I found out suddenly that I sat on a seat where there is a gum and it stuck on my jeans. How can I express this situation?

Minun farkuilla on purukummi! On se ärsyttävää. Täytyy raaputtaa/kaapia/raapia ne! (?)


----------



## akana

I think you would use the -ssa ending in this case, though Finns should confirm.

Minun farkuissa on purukumia.

Personally, I would say something like:
Minun farkkuihin on tarttunut purukumia.


----------



## Hakro

akana said:


> Minun farkuissa on purukumia. Correct!
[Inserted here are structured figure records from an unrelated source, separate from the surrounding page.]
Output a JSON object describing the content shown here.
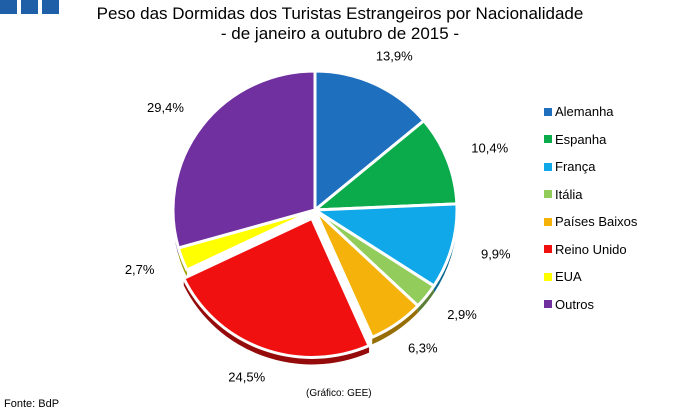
{
  "logo_color": "#1f5fa8",
  "title_line1": "Peso das Dormidas dos Turistas Estrangeiros por Nacionalidade",
  "title_line2": "- de janeiro a outubro de 2015 -",
  "source": "Fonte: BdP",
  "credit": "(Gráfico: GEE)",
  "chart_data": {
    "type": "pie",
    "title": "Peso das Dormidas dos Turistas Estrangeiros por Nacionalidade - de janeiro a outubro de 2015 -",
    "start_angle": "12 o'clock, clockwise",
    "exploded": "Reino Unido",
    "slices": [
      {
        "name": "Alemanha",
        "value": 13.9,
        "label": "13,9%",
        "color": "#1f6fbf"
      },
      {
        "name": "Espanha",
        "value": 10.4,
        "label": "10,4%",
        "color": "#0bab4b"
      },
      {
        "name": "França",
        "value": 9.9,
        "label": "9,9%",
        "color": "#10a8e8"
      },
      {
        "name": "Itália",
        "value": 2.9,
        "label": "2,9%",
        "color": "#92cc5a"
      },
      {
        "name": "Países Baixos",
        "value": 6.3,
        "label": "6,3%",
        "color": "#f4b20a"
      },
      {
        "name": "Reino Unido",
        "value": 24.5,
        "label": "24,5%",
        "color": "#f01010"
      },
      {
        "name": "EUA",
        "value": 2.7,
        "label": "2,7%",
        "color": "#ffff00"
      },
      {
        "name": "Outros",
        "value": 29.4,
        "label": "29,4%",
        "color": "#7030a0"
      }
    ],
    "legend": [
      "Alemanha",
      "Espanha",
      "França",
      "Itália",
      "Países Baixos",
      "Reino Unido",
      "EUA",
      "Outros"
    ],
    "legend_position": "right"
  }
}
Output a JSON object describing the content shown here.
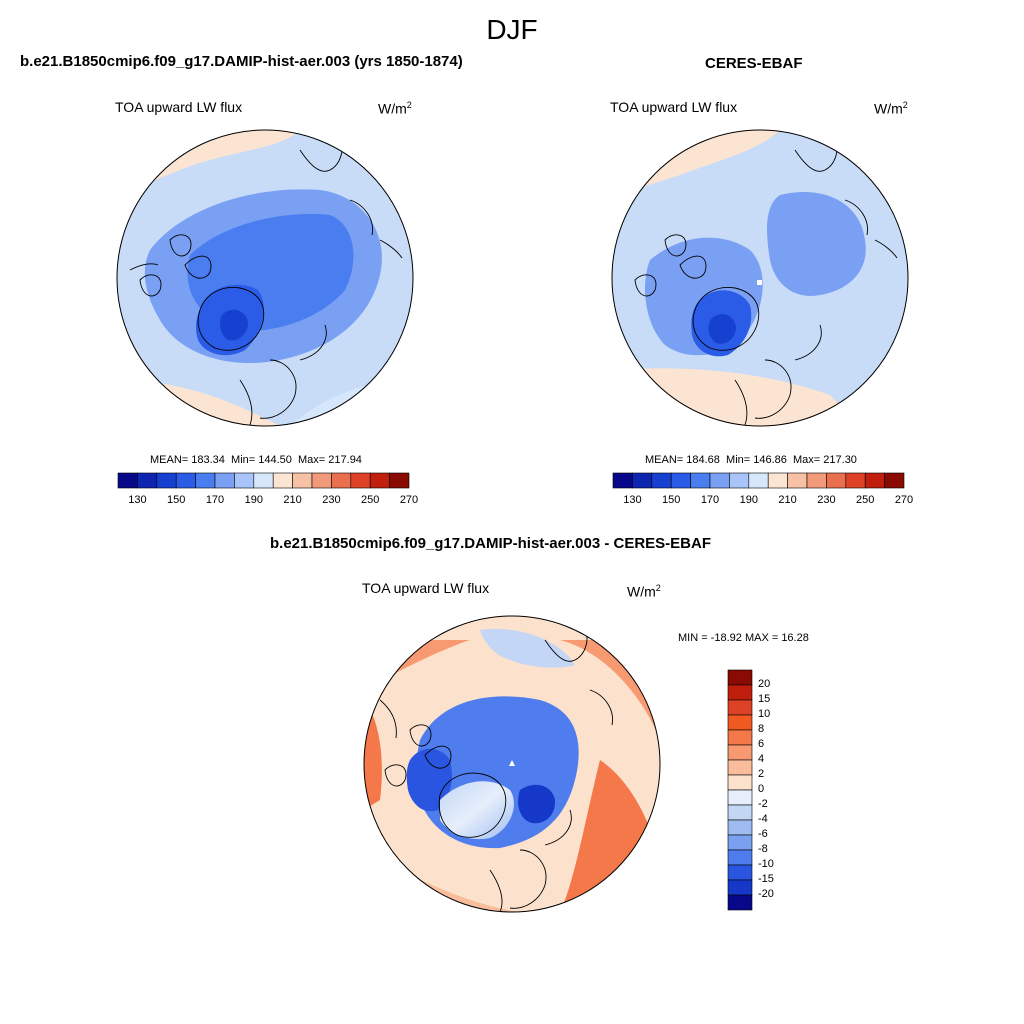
{
  "season": "DJF",
  "panels": [
    {
      "title": "b.e21.B1850cmip6.f09_g17.DAMIP-hist-aer.003 (yrs 1850-1874)",
      "variable": "TOA upward LW flux",
      "units": "W/m",
      "units_sup": "2",
      "mean": "183.34",
      "min": "144.50",
      "max": "217.94"
    },
    {
      "title": "CERES-EBAF",
      "variable": "TOA upward LW flux",
      "units": "W/m",
      "units_sup": "2",
      "mean": "184.68",
      "min": "146.86",
      "max": "217.30"
    }
  ],
  "abs_colorbar": {
    "tick_labels": [
      "130",
      "150",
      "170",
      "190",
      "210",
      "230",
      "250",
      "270"
    ],
    "colors": [
      "#08088a",
      "#0d25b0",
      "#1540d0",
      "#2a5ce8",
      "#4a7df0",
      "#7aa0f4",
      "#a9c4f8",
      "#d6e6fb",
      "#fbe4d2",
      "#f6c1a4",
      "#f19a7a",
      "#ea6f4f",
      "#dd4226",
      "#c01f0d",
      "#8a0a04"
    ]
  },
  "diff_panel": {
    "title": "b.e21.B1850cmip6.f09_g17.DAMIP-hist-aer.003 - CERES-EBAF",
    "variable": "TOA upward LW flux",
    "units": "W/m",
    "units_sup": "2",
    "stats": "MIN = -18.92 MAX =  16.28"
  },
  "diff_colorbar": {
    "tick_labels": [
      "20",
      "15",
      "10",
      "8",
      "6",
      "4",
      "2",
      "0",
      "-2",
      "-4",
      "-6",
      "-8",
      "-10",
      "-15",
      "-20"
    ],
    "colors": [
      "#8a0a04",
      "#c01f0d",
      "#dd4226",
      "#f05a20",
      "#f4784a",
      "#f79a72",
      "#f9bd9c",
      "#fce2cd",
      "#e6eefb",
      "#c3d6f6",
      "#9ebcf2",
      "#7aa0f0",
      "#4f7dee",
      "#2a55e0",
      "#1538c8",
      "#08088a"
    ]
  },
  "map_colors": {
    "ocean_pale_blue": "#c8dcf8",
    "arctic_blue": "#4a7df0",
    "greenland_dark": "#1540d0",
    "warm_pale": "#fbe4d2",
    "diff_warm": "#f4784a",
    "diff_cold": "#2a55e0"
  }
}
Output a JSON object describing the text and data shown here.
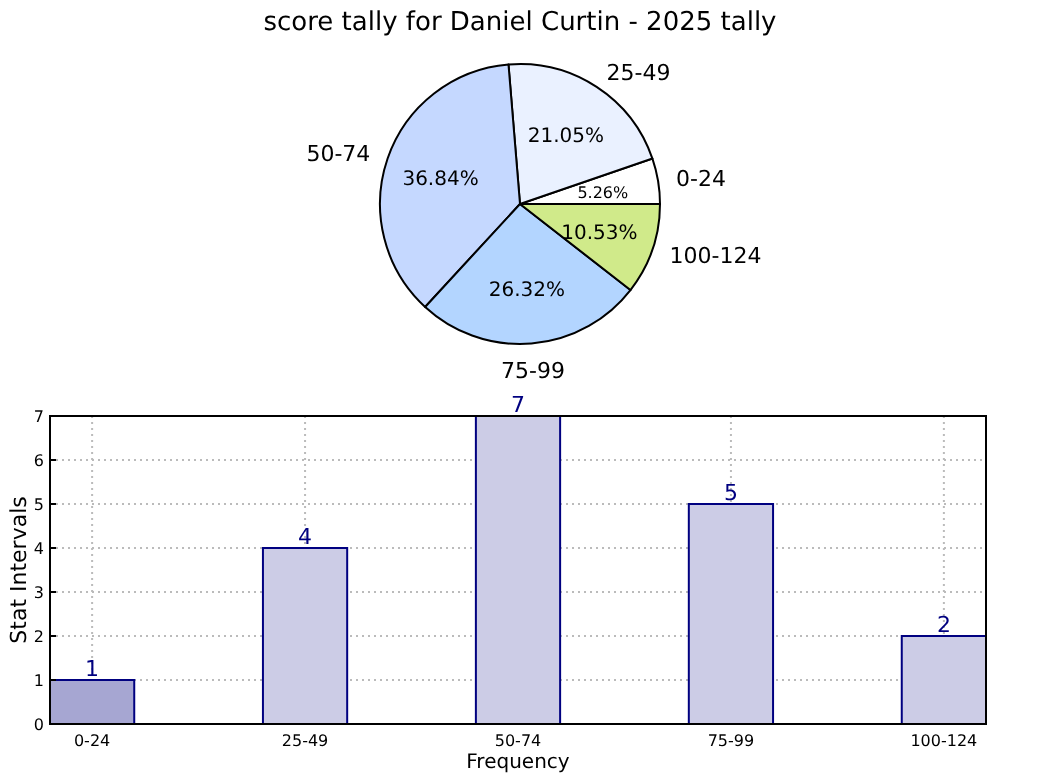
{
  "chart_data": [
    {
      "type": "pie",
      "title": "score tally for Daniel Curtin - 2025 tally",
      "categories": [
        "0-24",
        "25-49",
        "50-74",
        "75-99",
        "100-124"
      ],
      "values": [
        5.26,
        21.05,
        36.84,
        26.32,
        10.53
      ],
      "colors": [
        "#ffffff",
        "#eaf1ff",
        "#c5d8ff",
        "#b3d5ff",
        "#d0ea8a"
      ],
      "value_labels": [
        "5.26%",
        "21.05%",
        "36.84%",
        "26.32%",
        "10.53%"
      ]
    },
    {
      "type": "bar",
      "categories": [
        "0-24",
        "25-49",
        "50-74",
        "75-99",
        "100-124"
      ],
      "values": [
        1,
        4,
        7,
        5,
        2
      ],
      "colors": [
        "#a6a6d2",
        "#ccccE6",
        "#ccccE6",
        "#ccccE6",
        "#ccccE6"
      ],
      "xlabel": "Frequency",
      "ylabel": "Stat Intervals",
      "ylim": [
        0,
        7
      ],
      "yticks": [
        0,
        1,
        2,
        3,
        4,
        5,
        6,
        7
      ],
      "grid": true,
      "data_labels": true
    }
  ]
}
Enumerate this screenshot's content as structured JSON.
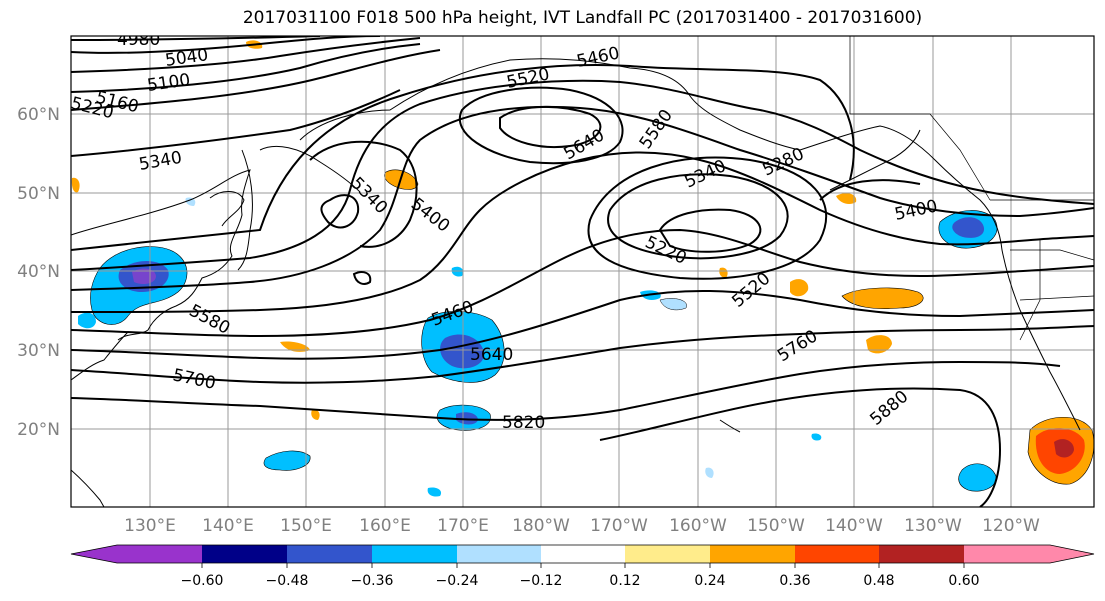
{
  "title": "2017031100 F018 500 hPa height, IVT Landfall PC (2017031400 - 2017031600)",
  "lat_labels": [
    "60°N",
    "50°N",
    "40°N",
    "30°N",
    "20°N"
  ],
  "lon_labels": [
    "130°E",
    "140°E",
    "150°E",
    "160°E",
    "170°E",
    "180°W",
    "170°W",
    "160°W",
    "150°W",
    "140°W",
    "130°W",
    "120°W"
  ],
  "contour_labels": [
    "4980",
    "5040",
    "5100",
    "5160",
    "5220",
    "5340",
    "5520",
    "5460",
    "5640",
    "5580",
    "5340",
    "5280",
    "5340",
    "5400",
    "5400",
    "5220",
    "5520",
    "5460",
    "5640",
    "5580",
    "5700",
    "5820",
    "5760",
    "5880"
  ],
  "colorbar": {
    "colors": [
      "#9933cc",
      "#000088",
      "#3355cc",
      "#00bfff",
      "#b0e0ff",
      "#ffffff",
      "#ffec8b",
      "#ffa500",
      "#ff4500",
      "#b22222",
      "#ff88aa"
    ],
    "ticks": [
      "−0.60",
      "−0.48",
      "−0.36",
      "−0.24",
      "−0.12",
      "0.12",
      "0.24",
      "0.36",
      "0.48",
      "0.60"
    ]
  }
}
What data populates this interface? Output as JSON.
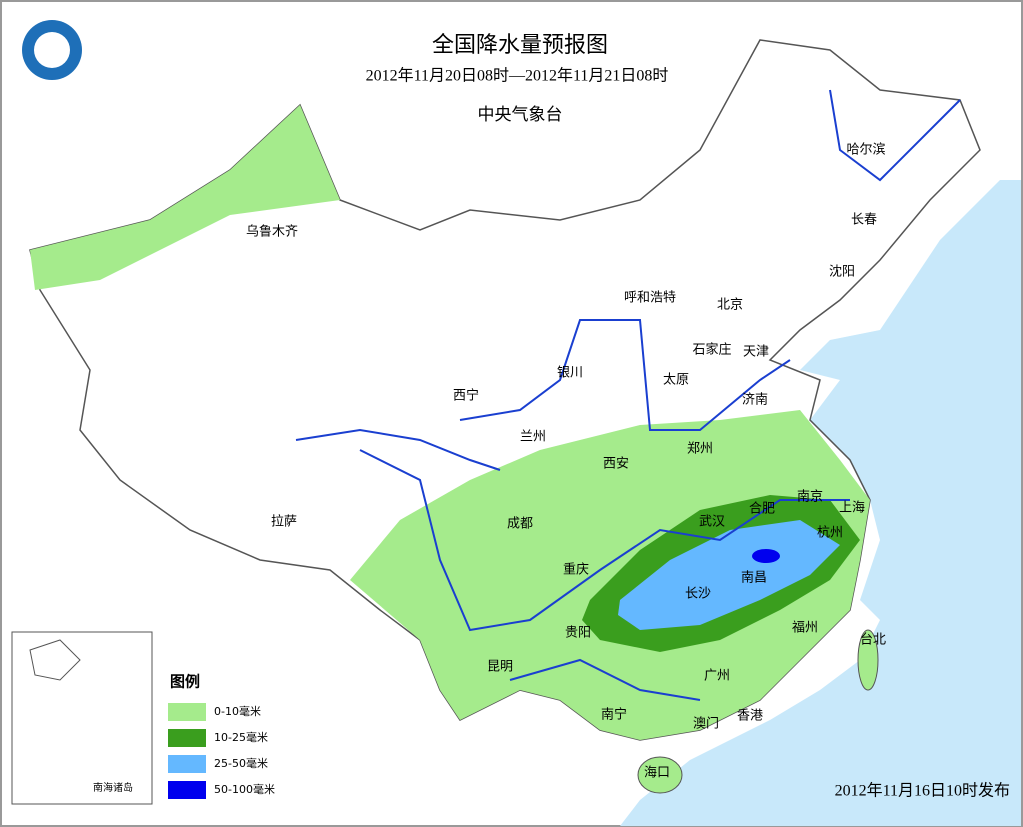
{
  "header": {
    "title": "全国降水量预报图",
    "subtitle": "2012年11月20日08时—2012年11月21日08时",
    "agency": "中央气象台"
  },
  "cities": [
    "乌鲁木齐",
    "哈尔滨",
    "长春",
    "沈阳",
    "呼和浩特",
    "北京",
    "天津",
    "石家庄",
    "银川",
    "太原",
    "济南",
    "西宁",
    "兰州",
    "郑州",
    "西安",
    "南京",
    "上海",
    "合肥",
    "武汉",
    "成都",
    "杭州",
    "拉萨",
    "重庆",
    "南昌",
    "长沙",
    "贵阳",
    "福州",
    "台北",
    "昆明",
    "广州",
    "南宁",
    "澳门",
    "香港",
    "海口"
  ],
  "legend": {
    "title": "图例",
    "items": [
      {
        "label": "0-10毫米",
        "color": "#a5eb8c"
      },
      {
        "label": "10-25毫米",
        "color": "#3a9e1e"
      },
      {
        "label": "25-50毫米",
        "color": "#64b8ff"
      },
      {
        "label": "50-100毫米",
        "color": "#0000ee"
      }
    ]
  },
  "inset": {
    "label": "南海诸岛"
  },
  "footer": "2012年11月16日10时发布"
}
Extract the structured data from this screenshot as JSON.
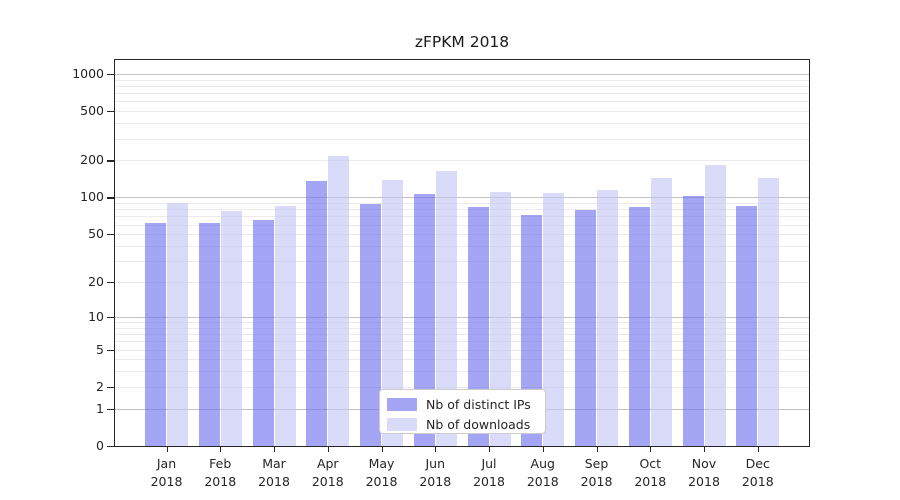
{
  "chart_data": {
    "type": "bar",
    "title": "zFPKM 2018",
    "categories": [
      "Jan 2018",
      "Feb 2018",
      "Mar 2018",
      "Apr 2018",
      "May 2018",
      "Jun 2018",
      "Jul 2018",
      "Aug 2018",
      "Sep 2018",
      "Oct 2018",
      "Nov 2018",
      "Dec 2018"
    ],
    "x_tick_month": [
      "Jan",
      "Feb",
      "Mar",
      "Apr",
      "May",
      "Jun",
      "Jul",
      "Aug",
      "Sep",
      "Oct",
      "Nov",
      "Dec"
    ],
    "x_tick_year": "2018",
    "series": [
      {
        "name": "Nb of distinct IPs",
        "color": "#6e6ef0",
        "alpha": 0.62,
        "values": [
          62,
          62,
          66,
          135,
          88,
          106,
          84,
          72,
          79,
          83,
          103,
          86
        ]
      },
      {
        "name": "Nb of downloads",
        "color": "#c4c4f5",
        "alpha": 0.62,
        "values": [
          90,
          77,
          86,
          218,
          138,
          165,
          110,
          108,
          115,
          145,
          182,
          145
        ]
      }
    ],
    "y_axis": {
      "scale": "symlog",
      "tick_values": [
        0,
        1,
        2,
        5,
        10,
        20,
        50,
        100,
        200,
        500,
        1000
      ],
      "minor_tick_values": [
        3,
        4,
        6,
        7,
        8,
        9,
        30,
        40,
        60,
        70,
        80,
        90,
        300,
        400,
        600,
        700,
        800,
        900
      ],
      "ylim_top": 1200
    },
    "legend_position": "lower center",
    "grid": true,
    "colors": {
      "background": "#ffffff",
      "spine": "#262626",
      "text": "#262626",
      "grid_major": "#c3c3c3",
      "grid_minor": "#ebebeb"
    }
  }
}
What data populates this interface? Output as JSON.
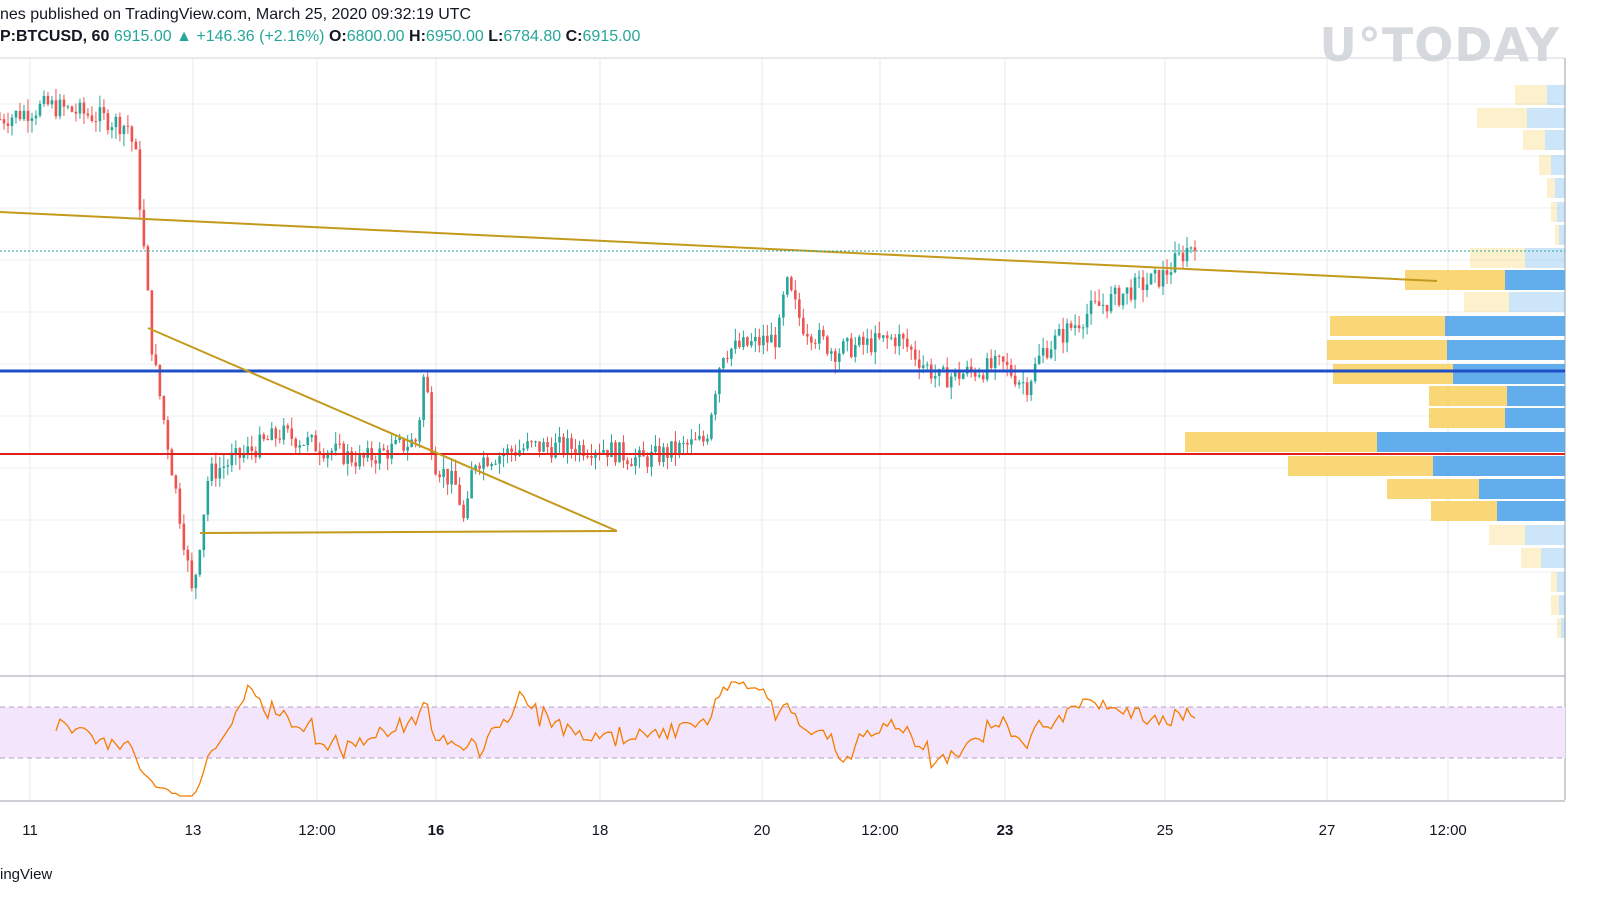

But usually we say "Farkuissa*ni* on purukumia."
> 
> Personally, I would say something like:
> Minun farkkuihin on tarttunut purukumia. Correct! But usually we say "Farkkuihi*ni* on tarttunut purukumia.





> Täytyy raaputtaa/kaapia/raapia se pois!


The best way is to put the jeans in the deep-freezer. When the gum is frozen, it's quite easy to scrape it off.


----------



## Gavril

Hakro said:


> The best way is to put the jeans in the deep-freezer. When the gum is frozen, it's quite easy to scrape it off.



In the context of scraping gum off your clothes, how would you say that the motions of _raapiminen, kaapiminen_ and _raaputtaminen_ differ from each other?

Kiitos


----------



## Hakro

Gavril said:


> In the context of scraping gum off your clothes, how would you say that the motions of _raapiminen, kaapiminen_ and _raaputtaminen_ differ from each other?


In spoken language there's not much difference. 

If I try to analyze the words more exactly, I'd say that:

- _raapiminen_ usually means scratching or clawing, especially by an animal, but it can be used also ina a figurative meaning.
- _kaapiminen_ usually means scraping or gouging with a tool.
- _raaputtamine_n usually means a slow or light work of _raapiminen_, often with a fingernail, and especially to  erase something.

These are the first ideas that came to my mind. I hope that other Finns would add more interpretations.


----------